I preface all this by saying I love hero movies. I think Marvel has been consistently putting out high quality blockbusters for the better part of a decade now, each one with their own vibrant worlds. There are so many unique ideas in comics that have been brought to life on the big screen; it’ll inspire new writers for generations to come and that’s a net positive. In addition these movies are branching out, expanding the mold in regards to representation and now typically under served minorities have their own champions. You only have to google Black Panther and you can find waves of pictures of small children staring at the posters in awe, and that matters. So trust me, I don’t want this era to end. I just thing the bubble is going to burst sooner rather than later, and I think Endgame is going to be that bubble.
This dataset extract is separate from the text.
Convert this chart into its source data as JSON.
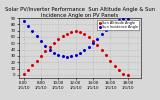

Endgame is going to be huge. Colossal. Probably one of the biggest events in movie history alongside Harry Potter and Star Wars coming back. And that kind of hype is hard to match, let a lone top. We’re seeing it with Harry Potter, with the new Fantastic Beast spinoffs giving us diminishing returns with every sequel, and while the numbered Star Wars movies make comically hilarious amounts of money the spinoffs only make mildly amusingly amounts of money, and Disney has already announced that post the release of Episode IX they’re going to scale back on the movie front and focus on smaller scale projects, like tv and video games. They seem to realize that there’s only so much juice you can squeeze out of an orange and they’d be better served to not try to milk the golden space cow.

That was a lot of food based metaphors. It’s almost lunch time and I’m hangry. Apologizes.

The larger point I’m trying to make is that Endgame is that it’s the last chapter in a decade long saga. I was a sophomore in high school when Iron Man came out. I was young and optimistic, like baby Steve Rogers in First Avenger. Now I’m jaded and disillusioned, like Steve Rogers in Infinity War. Sun rise, sunset. Endgame really does feel like the end of an era, and I don’t know that comic book movies will ever feel as big or as grand as this, nor do I feel like they’ll ever rake in the kind of cash that they used to in a post Endgame world. Nothing’s going to feel as big after this, though I’m sure Marvel’s going to keep making movies. Some are probably still going to be on par with their best work, in terms of narrative quality.

I just don’t think they’ll ever feel as big, and that’s okay. This was a once in a generational event. To repeat it, or to try to replicate it is folly. It’s not something that you can just reproduce.  Endgame is the last hurrah. The final showdown. It’s time to sit back and enjoy it. Raise a glass to Marvel folks. They’ve earned it.

Of course I could be wrong. Marvel’s basically untouchable right now, and now they’ve got the X-men and Fantastic Four back who knows that kind of spectacles they can unleash.